The continued growth of P2P networks not only depressed sales numbers; it made them mostly unreliable and hugely irrelevant. The labels are understandably concerned. But from the typical artist's standpoint, it's not like anyone was going to see that money anyway (since royalties usually go toward paying the CDs' marketing costs). These days, bands are more concerned about concert revenue and merchandise sales.
"The Arcade Fire did 25,000 tickets [in New York City]," says Rich Egan, CEO of Vagrant Records. "That band sold 200,000 records. No more is SoundScan a measuring stick for how you're doing. It's how many people show up to your shows, buy your music, and share it with their friends."
While album sales have shrunk, concert income continues to skyrocket — from $1.7 billion in 2000 to $3.6 billion in 2006. Besides serving as a life preserver for new artists, cross-country tours have also lined the pockets of a bunch of old geezers.
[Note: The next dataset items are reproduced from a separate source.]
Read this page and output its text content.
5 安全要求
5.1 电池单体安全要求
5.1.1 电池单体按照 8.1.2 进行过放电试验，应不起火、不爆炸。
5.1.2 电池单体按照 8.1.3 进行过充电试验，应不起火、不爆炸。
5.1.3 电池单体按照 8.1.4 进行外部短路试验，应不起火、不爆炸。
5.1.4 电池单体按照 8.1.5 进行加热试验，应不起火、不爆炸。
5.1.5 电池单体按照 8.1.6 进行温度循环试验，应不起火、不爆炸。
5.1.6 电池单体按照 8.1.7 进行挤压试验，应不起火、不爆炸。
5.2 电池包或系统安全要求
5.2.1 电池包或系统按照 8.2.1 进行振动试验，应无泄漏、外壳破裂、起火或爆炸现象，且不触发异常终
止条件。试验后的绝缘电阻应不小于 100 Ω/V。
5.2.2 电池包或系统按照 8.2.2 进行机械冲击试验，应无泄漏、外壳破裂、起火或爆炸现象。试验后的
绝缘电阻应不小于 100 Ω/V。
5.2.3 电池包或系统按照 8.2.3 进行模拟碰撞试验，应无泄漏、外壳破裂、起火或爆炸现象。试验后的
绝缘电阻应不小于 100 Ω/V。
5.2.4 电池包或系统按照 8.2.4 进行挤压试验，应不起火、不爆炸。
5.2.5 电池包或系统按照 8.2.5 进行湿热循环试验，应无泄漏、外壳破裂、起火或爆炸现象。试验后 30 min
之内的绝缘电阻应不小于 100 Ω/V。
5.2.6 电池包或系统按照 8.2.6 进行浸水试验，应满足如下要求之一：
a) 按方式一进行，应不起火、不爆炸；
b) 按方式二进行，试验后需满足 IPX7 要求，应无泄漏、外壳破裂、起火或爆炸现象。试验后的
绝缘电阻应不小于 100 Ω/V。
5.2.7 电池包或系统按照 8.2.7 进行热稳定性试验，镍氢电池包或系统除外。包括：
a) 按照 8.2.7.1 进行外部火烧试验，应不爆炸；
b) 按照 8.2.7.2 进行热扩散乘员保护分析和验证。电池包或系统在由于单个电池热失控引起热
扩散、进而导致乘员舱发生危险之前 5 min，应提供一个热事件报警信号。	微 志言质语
Classic rockers like Rod Stewart and Roger Waters place among last year's top-grossing acts, with $120 million between them.
Mills notes that many of the biggest live draws over the past few years have also logged the most miles, occasionally hitting a single city two or three times during a calendar year. "There is no way to explain why people are ready for the Shins and Band of Horses," he says. "But I'll bet that any of these bands is a heavily touring band."
Radio has also opened its doors to more indie-minded artists over the past few years. Indie labels often work just one CD at a time, thereby giving the bands 100 percent of their attention (see Wind-up with Seether or Sub Pop's Band of Horses). "The majors are still trying to do three or four records at a time," says Edison Media Research radio analyst Sean Ross.
And while some stations have had a hard time securing a middle ground between aggressive, male-centric active rock (think Disturbed) and female-friendly modern rock (think Coldplay), more and more programmers are testing broader playlists that combine the two.
That's allowed pop-punk bands like Gym Class Heroes to land on Top 40 radio, which hasn't exactly embraced this type of music during the '00s. It's a direct reflection of stations' increased adventurousness these days, notes Ross. Besides, he says, you can't overlook the power of iTunes and its list of the top daily downloads, which has become a must-read for radio programmers.
"It's sort of acted as an equalizer," he says. "For a long time, people thought of single sales as driven by R&B. And suddenly, you see Matchbox Twenty at the top, selling single-song downloads. It certainly changes the way people think about those records."
Yet rock's comeback hasn't been snag-free. It still has difficulty defining itself within the market. It only recently overcame a decades-old radio-inferiority complex. A key booster is Arbitron's new Portable People Meter, a device that accurately keeps track of the stations test subjects listen to. It replaces an ancient, error-prone method that involved listeners marking a diary every time they turned on their radios.
PPMs are being used only in Houston and Philadelphia right now, and both cities showed a much stronger rock market than anyone suspected. Not so surprisingly, a pair of rock stations popped up in Philly soon after owners got their hands on the results. So maybe rock and roll never disappeared after all. Maybe its fans just aren't the types to keep written tabs of their listening preferences. Or maybe they were just waiting for someone like Daughtry to show them the way.